All ghouls have the same base abilities: glamour and enhanced strength, smell, and durability. These abilities are not taxing on the ghoul’s body. All other abilities are taxing on the body and require the ghoul to feed on creatures of magic to continue using their own. Feeding does not replace the full amount of magic restored, however, just a portion of it, and is the only way to heal their physical injuries.
Cauldron-Born: (Note: These ghouls are solely for story purposes as the Cauldron has been missing for 2000 years. The ghouls created with this method would be dead by now.)

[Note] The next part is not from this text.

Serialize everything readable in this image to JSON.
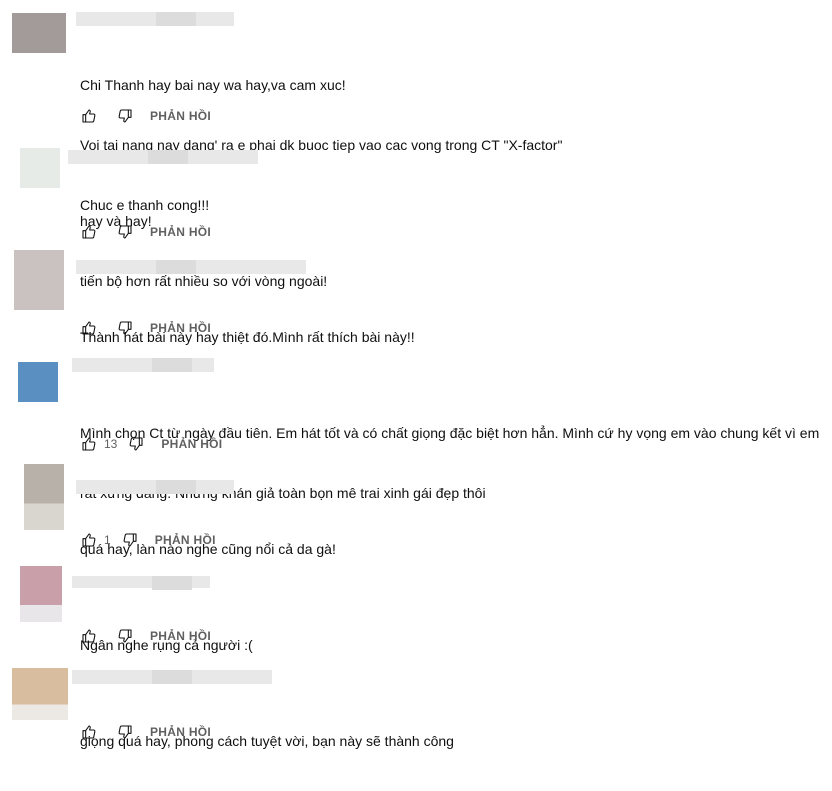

The ghoul may have access to powers its soul had in its previous life with the fresher dead being the strongest and the longer dead having less power. The Cauldron is a neutral entity, and it is just as likely to consume the souls and bodies placed in it as it is to create a ghoul. Thus, not every body dropped into it is guaranteed to come back. The majority of the time, the body/residual power of that life will be converted into a philosopher’s stone.
Stone-Born: The range of power is also dependent on what was made to create the philosopher’s stone. Since all entities sacrificed to the Black Cauldron during the war would have been Fae ranging from newborn to 1500 years old, all philosopher’s stone source material has Fae background and includes the same advantages and disadvantages Fae of those ages would have. It’s more likely Fae under 1000 years old were sacrificed so those stones would not be as powerful as someone with a stone that took the life of a Fae that had reached full maturity. The stone overrides any powers the revived soul may have in its previous life as the stone is serving as the ghoul’s life force. Each practice of magic siphons power from the stone, and the stone cannot replenish power on its own.
Ghouls will live as long as their source material had lived. Sacrifice a 500 year old Fae? You’ll only be able to live another 500 years. For ghouls who use magic and were created by the Cauldron, expect for them to devolve into instinct-based, crazed, half-rotting monsters long before they reach the end of their unnatural lifespan. For ghouls who use magic and are powered by a philosopher’s stone, this number varies depending on how much magic is being used. If it’s part of their everyday lives, expect the lifespan to be cut in half.
Healing arts have no effect on ghouls except to cause pain and even be damaging in some cases.
Decapitation or extreme head trauma will kill a Cauldron-Born.
Removing the Philosopher's Stone from a Stone-Born will make the ghoul go dormant, and the Stone cannot be used for other purposes as it was bounded to the ghoul when it was used to bring it to life. Although the body forms a very durable and protective shell for the Stone, all it takes is for the Stone to be destroyed to kill the ghoul.